Y luego hay dilemas como la foto de graduación de jardín de niños de Veronica Moser-Sullivan, la menor de las 12 personas muertas en la masacre en la sala de cine en la ciudad de Aurora. La decisión de permitir que se mostrase la foto fue apenas una de decenas de decisiones delicadas que Samour ha tenido que tomar durante el juicio, el cual ha sido un forcejeo entre fiscales y abogados defensores sobre cuánto dolor y sangre es demasiado.

Lo que está en juego es considerable. Cualquier error significativo de Samour pudiera arriesgar que el caso sea revocado en una apelación, lo que obligaría a todo el mundo a vivir de nuevo el mismo proceso.

"El acusado tiene un derecho constitucional a un juicio imparcial. El acusado no tiene un derecho constitucional a un juicio desinfectado", dijo Samour después de que los abogados de Holmes le pidieron que prohibiera la presentación de fotos que mostraban sangre en los asientos y pasillos del cine. Sin embargo, no permitió que los fiscales presentaran un video que mostraba vehículos de la policía que transportaban a las víctimas moribundas al área de urgencias de un hospital ni sus cuerpos ensangrentados en camillas. Eso, dijo, iba demasiado lejos.

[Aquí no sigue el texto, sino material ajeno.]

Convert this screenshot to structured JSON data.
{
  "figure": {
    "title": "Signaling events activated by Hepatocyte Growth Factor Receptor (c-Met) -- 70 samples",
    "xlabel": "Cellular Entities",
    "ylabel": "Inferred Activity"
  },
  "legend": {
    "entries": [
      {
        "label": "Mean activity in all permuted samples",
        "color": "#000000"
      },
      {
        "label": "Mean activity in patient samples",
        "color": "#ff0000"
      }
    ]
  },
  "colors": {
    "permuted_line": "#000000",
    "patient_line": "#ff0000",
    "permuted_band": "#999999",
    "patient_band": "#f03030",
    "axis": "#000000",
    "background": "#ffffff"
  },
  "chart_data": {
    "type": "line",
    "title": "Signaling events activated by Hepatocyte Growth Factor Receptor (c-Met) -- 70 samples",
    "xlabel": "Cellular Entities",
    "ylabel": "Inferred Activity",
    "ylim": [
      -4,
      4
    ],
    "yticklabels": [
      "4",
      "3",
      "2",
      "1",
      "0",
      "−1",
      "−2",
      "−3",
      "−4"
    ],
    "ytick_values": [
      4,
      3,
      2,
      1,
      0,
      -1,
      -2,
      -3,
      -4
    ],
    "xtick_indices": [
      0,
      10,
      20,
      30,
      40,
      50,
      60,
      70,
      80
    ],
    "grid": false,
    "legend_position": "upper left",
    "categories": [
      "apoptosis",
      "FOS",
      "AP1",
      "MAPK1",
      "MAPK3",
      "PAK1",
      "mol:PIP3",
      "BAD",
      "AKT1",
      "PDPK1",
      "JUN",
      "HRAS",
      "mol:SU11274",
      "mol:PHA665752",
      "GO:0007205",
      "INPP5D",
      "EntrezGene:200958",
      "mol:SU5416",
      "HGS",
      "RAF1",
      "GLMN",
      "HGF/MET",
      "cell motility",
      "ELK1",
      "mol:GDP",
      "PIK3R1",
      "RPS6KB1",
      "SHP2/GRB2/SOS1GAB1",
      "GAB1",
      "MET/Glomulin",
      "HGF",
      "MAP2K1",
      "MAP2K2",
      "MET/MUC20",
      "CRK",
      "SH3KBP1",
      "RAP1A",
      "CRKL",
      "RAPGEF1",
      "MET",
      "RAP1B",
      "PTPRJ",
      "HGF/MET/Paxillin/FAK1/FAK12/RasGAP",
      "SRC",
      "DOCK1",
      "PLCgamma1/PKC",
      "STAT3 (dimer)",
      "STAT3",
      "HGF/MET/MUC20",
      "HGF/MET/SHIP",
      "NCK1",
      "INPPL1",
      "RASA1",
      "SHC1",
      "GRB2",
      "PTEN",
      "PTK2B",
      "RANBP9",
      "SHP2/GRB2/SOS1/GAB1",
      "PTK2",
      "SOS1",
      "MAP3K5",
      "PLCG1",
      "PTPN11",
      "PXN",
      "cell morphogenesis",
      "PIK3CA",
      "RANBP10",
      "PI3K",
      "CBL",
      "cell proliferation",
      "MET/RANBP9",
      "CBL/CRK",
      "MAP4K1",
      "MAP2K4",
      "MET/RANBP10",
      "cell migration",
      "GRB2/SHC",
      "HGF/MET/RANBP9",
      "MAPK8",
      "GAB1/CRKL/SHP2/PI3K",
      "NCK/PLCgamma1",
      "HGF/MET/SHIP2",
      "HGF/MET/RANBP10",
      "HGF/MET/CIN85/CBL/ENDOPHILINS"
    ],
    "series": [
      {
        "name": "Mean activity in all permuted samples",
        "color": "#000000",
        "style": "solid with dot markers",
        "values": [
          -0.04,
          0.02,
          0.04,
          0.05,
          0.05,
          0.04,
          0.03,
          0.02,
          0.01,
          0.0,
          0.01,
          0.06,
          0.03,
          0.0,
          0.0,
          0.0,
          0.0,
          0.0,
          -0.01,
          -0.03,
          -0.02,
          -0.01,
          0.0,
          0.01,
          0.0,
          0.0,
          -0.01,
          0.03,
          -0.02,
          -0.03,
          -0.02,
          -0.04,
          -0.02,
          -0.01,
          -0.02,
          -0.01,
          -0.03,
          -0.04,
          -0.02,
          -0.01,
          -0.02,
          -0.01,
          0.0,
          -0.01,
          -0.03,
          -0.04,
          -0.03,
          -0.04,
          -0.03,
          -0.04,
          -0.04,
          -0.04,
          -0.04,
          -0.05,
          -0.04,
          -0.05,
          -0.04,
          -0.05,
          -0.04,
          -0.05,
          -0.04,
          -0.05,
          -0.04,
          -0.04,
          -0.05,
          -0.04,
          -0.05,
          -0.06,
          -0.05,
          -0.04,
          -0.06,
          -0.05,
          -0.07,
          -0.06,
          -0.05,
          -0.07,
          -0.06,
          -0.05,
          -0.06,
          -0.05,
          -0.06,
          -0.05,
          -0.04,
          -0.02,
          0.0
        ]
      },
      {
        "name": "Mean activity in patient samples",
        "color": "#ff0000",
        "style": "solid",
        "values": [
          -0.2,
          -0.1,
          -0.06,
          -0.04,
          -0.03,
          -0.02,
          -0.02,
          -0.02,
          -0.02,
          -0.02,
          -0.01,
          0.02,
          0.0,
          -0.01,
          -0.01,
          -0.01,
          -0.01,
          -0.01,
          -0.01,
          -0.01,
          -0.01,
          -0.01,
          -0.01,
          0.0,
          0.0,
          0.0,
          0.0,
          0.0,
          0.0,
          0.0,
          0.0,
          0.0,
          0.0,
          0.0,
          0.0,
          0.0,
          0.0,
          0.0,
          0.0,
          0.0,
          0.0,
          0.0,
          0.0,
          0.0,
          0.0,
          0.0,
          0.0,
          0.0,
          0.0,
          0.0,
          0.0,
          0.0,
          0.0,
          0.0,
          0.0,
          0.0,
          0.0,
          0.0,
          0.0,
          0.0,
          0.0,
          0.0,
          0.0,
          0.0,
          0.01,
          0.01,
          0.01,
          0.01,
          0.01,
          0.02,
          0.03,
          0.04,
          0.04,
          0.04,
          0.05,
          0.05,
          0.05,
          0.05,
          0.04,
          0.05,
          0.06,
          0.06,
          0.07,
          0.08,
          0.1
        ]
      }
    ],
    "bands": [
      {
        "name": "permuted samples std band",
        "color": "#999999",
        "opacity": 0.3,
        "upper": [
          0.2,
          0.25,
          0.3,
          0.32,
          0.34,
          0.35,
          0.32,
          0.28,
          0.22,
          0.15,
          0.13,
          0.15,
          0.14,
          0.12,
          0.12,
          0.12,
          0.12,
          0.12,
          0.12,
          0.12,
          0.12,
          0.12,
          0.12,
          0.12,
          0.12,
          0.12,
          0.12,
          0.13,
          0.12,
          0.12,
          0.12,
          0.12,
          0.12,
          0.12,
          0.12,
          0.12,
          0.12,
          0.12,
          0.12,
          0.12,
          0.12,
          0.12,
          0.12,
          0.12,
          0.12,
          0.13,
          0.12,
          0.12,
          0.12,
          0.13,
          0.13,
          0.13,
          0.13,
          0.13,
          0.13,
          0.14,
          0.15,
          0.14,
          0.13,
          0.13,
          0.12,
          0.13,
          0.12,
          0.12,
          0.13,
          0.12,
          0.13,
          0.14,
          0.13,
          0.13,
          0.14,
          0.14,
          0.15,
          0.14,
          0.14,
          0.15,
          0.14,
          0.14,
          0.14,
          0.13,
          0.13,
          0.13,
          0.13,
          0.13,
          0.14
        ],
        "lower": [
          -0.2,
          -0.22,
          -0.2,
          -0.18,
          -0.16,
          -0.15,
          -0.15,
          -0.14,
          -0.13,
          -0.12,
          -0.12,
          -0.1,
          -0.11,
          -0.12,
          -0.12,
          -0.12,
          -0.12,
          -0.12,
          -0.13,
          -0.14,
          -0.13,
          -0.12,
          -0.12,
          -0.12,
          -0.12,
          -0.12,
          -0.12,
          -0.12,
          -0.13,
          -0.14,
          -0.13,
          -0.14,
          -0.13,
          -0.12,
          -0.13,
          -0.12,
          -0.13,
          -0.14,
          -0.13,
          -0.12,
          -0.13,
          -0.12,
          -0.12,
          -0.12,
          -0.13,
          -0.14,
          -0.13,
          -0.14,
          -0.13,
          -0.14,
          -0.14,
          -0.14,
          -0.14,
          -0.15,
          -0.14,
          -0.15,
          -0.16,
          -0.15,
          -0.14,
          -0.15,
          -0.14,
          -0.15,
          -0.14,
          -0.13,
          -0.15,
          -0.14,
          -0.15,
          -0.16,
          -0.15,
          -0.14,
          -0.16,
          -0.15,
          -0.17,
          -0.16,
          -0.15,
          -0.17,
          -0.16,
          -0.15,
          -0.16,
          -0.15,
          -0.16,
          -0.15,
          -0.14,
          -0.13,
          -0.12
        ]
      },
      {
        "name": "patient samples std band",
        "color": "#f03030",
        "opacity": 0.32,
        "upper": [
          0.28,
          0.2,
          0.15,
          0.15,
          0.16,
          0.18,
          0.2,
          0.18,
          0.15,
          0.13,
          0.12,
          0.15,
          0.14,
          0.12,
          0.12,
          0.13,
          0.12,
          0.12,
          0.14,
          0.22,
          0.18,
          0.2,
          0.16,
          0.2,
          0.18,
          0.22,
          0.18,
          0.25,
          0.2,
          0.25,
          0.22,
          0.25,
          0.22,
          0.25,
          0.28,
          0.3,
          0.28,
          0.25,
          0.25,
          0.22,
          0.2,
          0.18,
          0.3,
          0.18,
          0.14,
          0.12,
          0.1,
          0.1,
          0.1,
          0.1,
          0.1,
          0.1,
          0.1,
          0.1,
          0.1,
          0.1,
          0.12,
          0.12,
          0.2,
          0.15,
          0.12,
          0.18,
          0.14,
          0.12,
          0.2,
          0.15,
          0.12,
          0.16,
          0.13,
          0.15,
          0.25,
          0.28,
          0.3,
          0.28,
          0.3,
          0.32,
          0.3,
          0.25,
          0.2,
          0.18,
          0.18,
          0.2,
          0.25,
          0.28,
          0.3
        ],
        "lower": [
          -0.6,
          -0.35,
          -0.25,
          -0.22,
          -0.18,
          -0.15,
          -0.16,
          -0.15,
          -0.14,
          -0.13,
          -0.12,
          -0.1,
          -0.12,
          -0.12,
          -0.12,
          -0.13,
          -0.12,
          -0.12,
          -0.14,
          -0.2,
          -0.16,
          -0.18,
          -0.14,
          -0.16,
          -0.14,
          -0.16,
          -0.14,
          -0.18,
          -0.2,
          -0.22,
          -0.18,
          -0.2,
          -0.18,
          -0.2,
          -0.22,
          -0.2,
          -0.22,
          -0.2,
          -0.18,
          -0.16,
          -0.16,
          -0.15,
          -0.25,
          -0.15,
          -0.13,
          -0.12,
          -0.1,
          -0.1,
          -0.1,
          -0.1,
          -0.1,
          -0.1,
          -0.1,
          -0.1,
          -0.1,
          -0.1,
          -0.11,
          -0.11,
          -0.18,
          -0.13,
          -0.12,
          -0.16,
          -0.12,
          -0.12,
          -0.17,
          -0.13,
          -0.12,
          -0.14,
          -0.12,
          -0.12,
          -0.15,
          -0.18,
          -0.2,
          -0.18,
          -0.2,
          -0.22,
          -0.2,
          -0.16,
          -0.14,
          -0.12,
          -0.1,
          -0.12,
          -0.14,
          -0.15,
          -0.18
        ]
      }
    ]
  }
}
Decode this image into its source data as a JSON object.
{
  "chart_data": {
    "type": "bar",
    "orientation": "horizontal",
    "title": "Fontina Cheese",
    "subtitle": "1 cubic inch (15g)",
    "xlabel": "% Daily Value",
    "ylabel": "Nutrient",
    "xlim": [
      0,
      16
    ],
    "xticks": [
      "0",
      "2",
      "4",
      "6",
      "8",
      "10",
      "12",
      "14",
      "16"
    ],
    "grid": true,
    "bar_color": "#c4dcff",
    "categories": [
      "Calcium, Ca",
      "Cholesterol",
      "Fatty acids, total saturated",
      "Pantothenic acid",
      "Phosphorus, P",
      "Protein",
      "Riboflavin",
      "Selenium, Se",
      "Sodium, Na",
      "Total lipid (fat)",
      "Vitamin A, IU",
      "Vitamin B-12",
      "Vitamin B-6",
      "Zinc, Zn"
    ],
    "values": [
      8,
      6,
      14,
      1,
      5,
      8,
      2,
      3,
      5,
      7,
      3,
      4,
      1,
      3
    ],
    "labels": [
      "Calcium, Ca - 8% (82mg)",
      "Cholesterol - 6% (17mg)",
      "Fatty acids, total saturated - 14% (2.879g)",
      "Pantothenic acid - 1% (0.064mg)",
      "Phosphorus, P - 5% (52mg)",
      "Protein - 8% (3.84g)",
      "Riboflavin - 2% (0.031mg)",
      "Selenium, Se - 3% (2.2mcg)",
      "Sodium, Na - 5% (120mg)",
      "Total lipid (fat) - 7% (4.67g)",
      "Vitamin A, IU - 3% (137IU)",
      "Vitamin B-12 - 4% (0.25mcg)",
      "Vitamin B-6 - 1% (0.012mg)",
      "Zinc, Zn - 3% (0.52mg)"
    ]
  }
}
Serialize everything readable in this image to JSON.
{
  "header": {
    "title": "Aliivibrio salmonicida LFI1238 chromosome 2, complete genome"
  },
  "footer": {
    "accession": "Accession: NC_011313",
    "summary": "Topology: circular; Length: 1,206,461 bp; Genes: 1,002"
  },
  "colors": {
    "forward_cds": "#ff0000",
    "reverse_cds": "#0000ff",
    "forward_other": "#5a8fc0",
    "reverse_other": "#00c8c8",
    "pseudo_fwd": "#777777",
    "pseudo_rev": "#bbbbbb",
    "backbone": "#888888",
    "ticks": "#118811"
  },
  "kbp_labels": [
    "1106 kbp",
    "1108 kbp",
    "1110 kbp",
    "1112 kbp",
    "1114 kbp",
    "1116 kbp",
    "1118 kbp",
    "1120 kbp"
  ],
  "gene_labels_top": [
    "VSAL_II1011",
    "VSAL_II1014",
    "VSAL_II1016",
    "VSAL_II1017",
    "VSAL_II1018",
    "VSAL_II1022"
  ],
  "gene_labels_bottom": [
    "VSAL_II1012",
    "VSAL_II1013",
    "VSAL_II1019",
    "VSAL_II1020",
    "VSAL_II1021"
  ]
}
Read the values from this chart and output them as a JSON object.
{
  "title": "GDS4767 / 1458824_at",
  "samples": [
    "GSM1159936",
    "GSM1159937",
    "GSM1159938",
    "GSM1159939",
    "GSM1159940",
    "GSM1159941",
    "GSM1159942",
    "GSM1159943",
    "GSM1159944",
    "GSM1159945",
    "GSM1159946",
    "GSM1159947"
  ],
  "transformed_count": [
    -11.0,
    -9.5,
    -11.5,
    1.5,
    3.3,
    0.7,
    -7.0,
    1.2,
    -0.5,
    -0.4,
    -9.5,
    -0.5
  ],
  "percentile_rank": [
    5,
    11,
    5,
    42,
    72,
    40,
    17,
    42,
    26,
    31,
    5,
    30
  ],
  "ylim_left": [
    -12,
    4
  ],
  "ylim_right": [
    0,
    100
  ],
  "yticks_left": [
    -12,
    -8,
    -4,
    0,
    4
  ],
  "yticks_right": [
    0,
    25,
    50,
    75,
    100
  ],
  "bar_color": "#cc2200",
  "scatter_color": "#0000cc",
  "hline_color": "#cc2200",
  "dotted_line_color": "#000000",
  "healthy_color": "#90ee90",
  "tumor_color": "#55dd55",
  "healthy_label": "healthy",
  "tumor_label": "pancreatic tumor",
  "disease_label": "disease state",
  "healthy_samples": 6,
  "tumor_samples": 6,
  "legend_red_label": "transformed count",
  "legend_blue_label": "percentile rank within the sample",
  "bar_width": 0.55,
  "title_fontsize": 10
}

"Los jueces son seres humanos, y uno realmente tiene que estar en un caso como éste para apreciar plenamente lo difícil que es el trabajo del juez", dijo Terry Maroney, profesor de la facultad de derecho de la Universidad Vanderbilt que ha estudiado el impacto de las emociones de los jueces en casos penales. "A fin de cuentas, uno quiere a un ser humano a cargo de estos procesos, alguien que sepa cómo manejar las múltiples emociones".

Si tiene poderosos sentimientos una vez que deja el banquillo, Samour no los muestra. Pero pasa las noches y los fines de semana investigando jurisprudencia y escribiendo fallos, un indicio de lo mucho que le preocupa el caso.

A través de un portavoz de la corte, Samour se negó a comentar al respecto. Una orden vigente prohíbe que los involucrados en el caso hablen sobre el mismo.

La familia de Samour partió de El Salvador hacia Estados Unidos en 1979, cuando él tenía apenas 13 años y su país estaba inmerso en una guerra civil. En Colorado se graduó de la secundaria Columbine, 16 años antes de una masacre allí en la que murieron 12 estudiantes y un maestro. Se graduó de derecho en la Universidad de Denver y trabajó en bufetes privados, y posteriormente comenzó a laborar en la fiscalía del distrito de Denver.

En el 2007 se convirtió en juez del distrito.